Wang had already missed out on an annual pilgrimage to pay her respects at her grandparents' graves, usually just before the Lunar New Year, which began on Friday.

"I'd told my mother to burn more joss paper for them, on my behalf," she said, when Reuters visited her home in the capital, Beijing.

Ordinarily, Wang and her husband would be among the tide of migrant workers braving packed trains to return home.

But the government, worried about the spread of infections during the annual rush, has urged people not to travel this year, appealing to their sense of civic duty.

At the same time, railway schedules have been slashed and village authorities ordered to monitor the health of those returning home, with at least one virus test after arrival. Some villages have even gone into lockdown.

Wang Haiyang, 58, a construction worker who chose to stay in Beijing, was concerned about catching the virus on his way back to Liaoning province in the far northeast.

"There's no virus in my hometown, so I'm afraid I might bring it back," said Wang, who had a virtual reunion with his family through a video call instead.

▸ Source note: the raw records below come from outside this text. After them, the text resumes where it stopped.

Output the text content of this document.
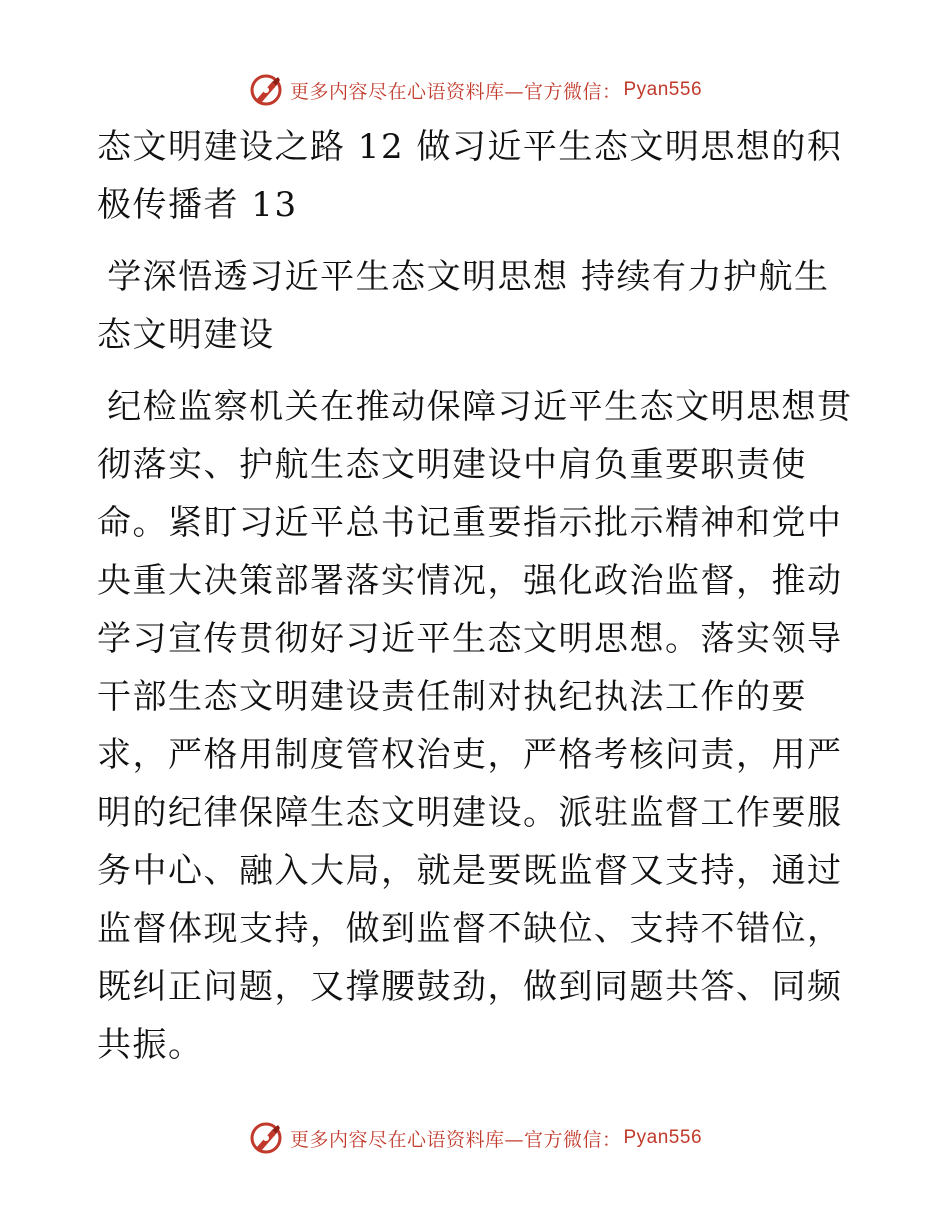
更多内容尽在心语资料库—官方微信： Pyan556

态文明建设之路 12 做习近平生态文明思想的积极传播者 13

学深悟透习近平生态文明思想 持续有力护航生态文明建设

纪检监察机关在推动保障习近平生态文明思想贯彻落实、护航生态文明建设中肩负重要职责使命。紧盯习近平总书记重要指示批示精神和党中央重大决策部署落实情况，强化政治监督，推动学习宣传贯彻好习近平生态文明思想。落实领导干部生态文明建设责任制对执纪执法工作的要求，严格用制度管权治吏，严格考核问责，用严明的纪律保障生态文明建设。派驻监督工作要服务中心、融入大局，就是要既监督又支持，通过监督体现支持，做到监督不缺位、支持不错位，既纠正问题，又撑腰鼓劲，做到同题共答、同频共振。

更多内容尽在心语资料库—官方微信： Pyan556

Those determined to get home face costly train tickets amid reduced supply. Some will carpool. The desperate will resort to illegal buses.

Ties That Bind

For Wang, after the virus outbreak, family ties have become more important than ever.

In August, she left Guangdong to join her husband, Yang Nianlian, 33.

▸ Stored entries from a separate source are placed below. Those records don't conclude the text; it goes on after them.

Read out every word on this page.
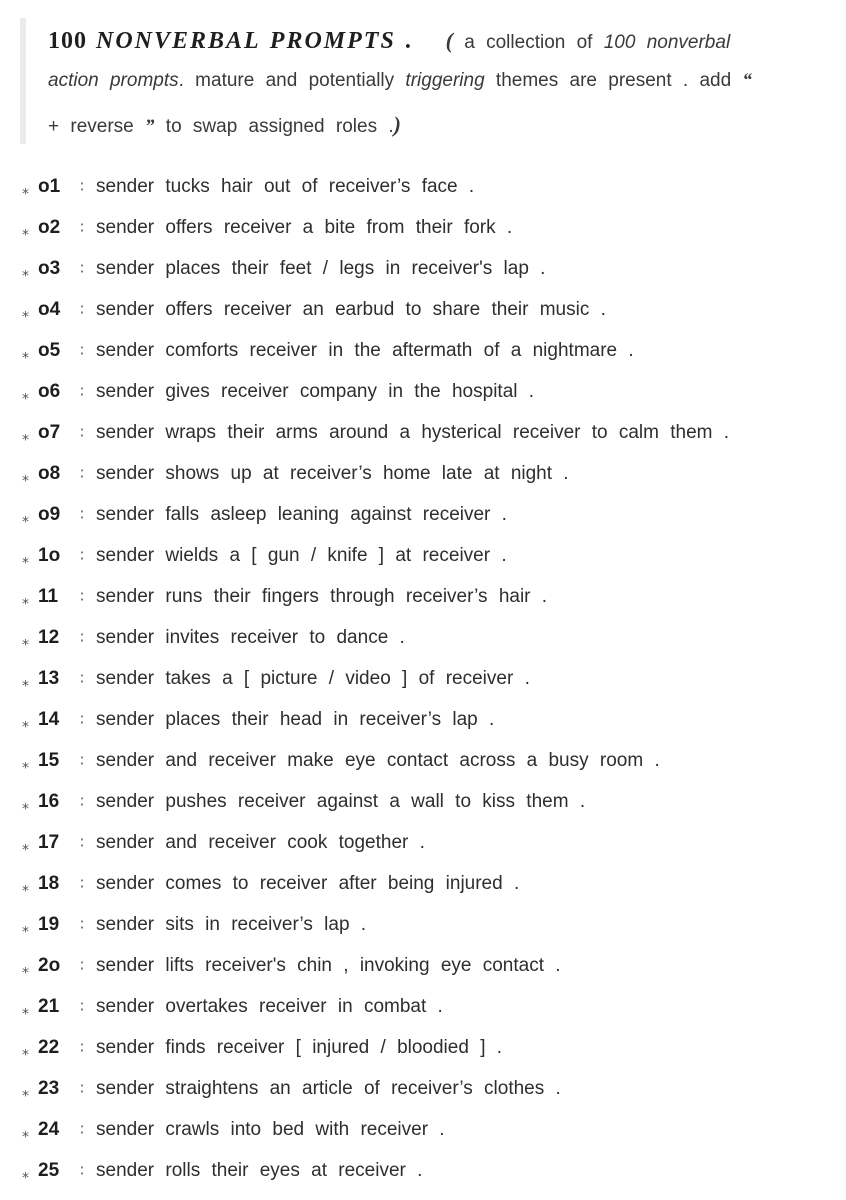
100 NONVERBAL PROMPTS . ( a collection of 100 nonverbal
action prompts. mature and potentially triggering themes are present . add “
+ reverse ” to swap assigned roles .)
⁎ o1	∶ sender tucks hair out of receiver’s face .
⁎ o2	∶ sender offers receiver a bite from their fork .
⁎ o3	∶ sender places their feet / legs in receiver's lap .
⁎ o4	∶ sender offers receiver an earbud to share their music .
⁎ o5	∶ sender comforts receiver in the aftermath of a nightmare .
⁎ o6	∶ sender gives receiver company in the hospital .
⁎ o7	∶ sender wraps their arms around a hysterical receiver to calm them .
⁎ o8	∶ sender shows up at receiver’s home late at night .
⁎ o9	∶ sender falls asleep leaning against receiver .
⁎ 1o	∶ sender wields a [ gun / knife ] at receiver .
⁎ 11	∶ sender runs their fingers through receiver’s hair .
⁎ 12	∶ sender invites receiver to dance .
⁎ 13	∶ sender takes a [ picture / video ] of receiver .
⁎ 14	∶ sender places their head in receiver’s lap .
⁎ 15	∶ sender and receiver make eye contact across a busy room .
⁎ 16	∶ sender pushes receiver against a wall to kiss them .
⁎ 17	∶ sender and receiver cook together .
⁎ 18	∶ sender comes to receiver after being injured .
⁎ 19	∶ sender sits in receiver’s lap .
⁎ 2o	∶ sender lifts receiver's chin , invoking eye contact .
⁎ 21	∶ sender overtakes receiver in combat .
⁎ 22	∶ sender finds receiver [ injured / bloodied ] .
⁎ 23	∶ sender straightens an article of receiver’s clothes .
⁎ 24	∶ sender crawls into bed with receiver .
⁎ 25	∶ sender rolls their eyes at receiver .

In the day, she worked odd jobs to try make ends meet, while he toiled 12-hour shifts as a security guard.

At the end of his shift, returning home, he would bathe his wife's feet in a pink plastic basin, in an unbreakable ritual.

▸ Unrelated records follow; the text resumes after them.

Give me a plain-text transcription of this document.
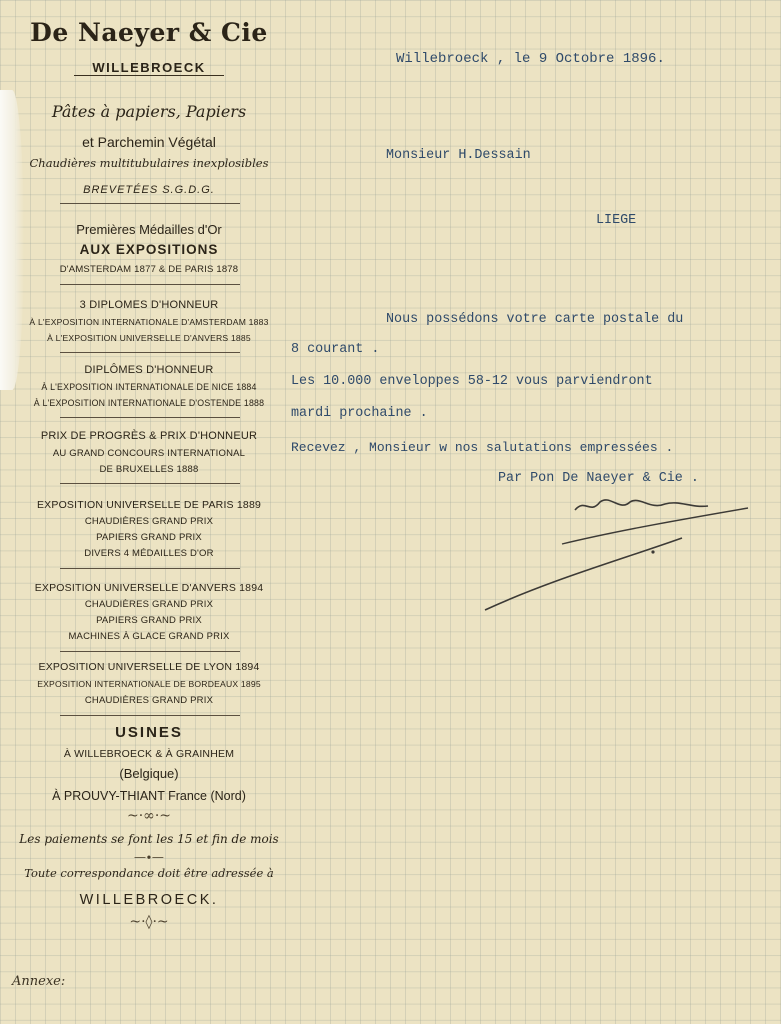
De Naeyer & Cie
WILLEBROECK
Pâtes à papiers, Papiers
et Parchemin Végétal
Chaudières multitubulaires inexplosibles
BREVETÉES S.G.D.G.
Premières Médailles d'Or
AUX EXPOSITIONS
D'AMSTERDAM 1877 & DE PARIS 1878
3 DIPLOMES D'HONNEUR
À L'EXPOSITION INTERNATIONALE D'AMSTERDAM 1883
À L'EXPOSITION UNIVERSELLE D'ANVERS 1885
DIPLÔMES D'HONNEUR
À L'EXPOSITION INTERNATIONALE DE NICE 1884
À L'EXPOSITION INTERNATIONALE D'OSTENDE 1888
PRIX DE PROGRÈS & PRIX D'HONNEUR
AU GRAND CONCOURS INTERNATIONAL
DE BRUXELLES 1888
EXPOSITION UNIVERSELLE DE PARIS 1889
CHAUDIÈRES GRAND PRIX
PAPIERS GRAND PRIX
DIVERS 4 MÉDAILLES D'OR
EXPOSITION UNIVERSELLE D'ANVERS 1894
CHAUDIÈRES GRAND PRIX
PAPIERS GRAND PRIX
MACHINES À GLACE GRAND PRIX
EXPOSITION UNIVERSELLE DE LYON 1894
EXPOSITION INTERNATIONALE DE BORDEAUX 1895
CHAUDIÈRES GRAND PRIX
USINES
À WILLEBROECK & À GRAINHEM
(Belgique)
À PROUVY-THIANT France (Nord)
~·∞·~
Les paiements se font les 15 et fin de mois
—∙—
Toute correspondance doit être adressée à
WILLEBROECK.
~·◊·~
Willebroeck , le 9 Octobre 1896.
Monsieur H.Dessain
LIEGE
Nous possédons votre carte postale du
8 courant .
Les 10.000 enveloppes 58-12 vous parviendront
mardi prochaine .
Recevez , Monsieur w nos salutations empressées .
Par Pon De Naeyer & Cie .
Annexe:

They would then take turns washing each other's hair in the narrow courtyard of their brick compound shared with a few other families, enjoying their fleeting moments together, until the new year reunion with their daughter.

Struck by nostalgia this year, Wang had thought of steaming a pig's head, a traditional dish in her village, on the eve of Lunar New Year.

But unable to find a vessel big enough, she fell back on hot pot - a spicy staple in Hubei cuisine - of salted chicken, pepper and some duck leg.

Yang recalled the questions his daughter would bombard him with: Was it tiring in Beijing? What did you do the whole year? What did you eat?

"Each time I'm back home, she'd run around, curious about every detail of my work in Beijing, and would tell me not to tire myself too much," he said.

On Thursday, the couple made a WeChat video call home.

Their nine-year-old daughter, racing through her midday meal, raised a glass of water in a silent toast to her parents.

All too familiar with the pangs of absence, Yang was overcome with emotion.

His grandparents had cared for Yang in his youth when his parents worked away from home, just as his wife's parents now look after his daughter.

"A dream of mine is to work hard in the city and earn as much money as I can, for my family, for my child," a teary-eyed Yang said, his arm draped over his wife's shoulder, as if searching for her support.

"But today I feel like I've let them down somehow."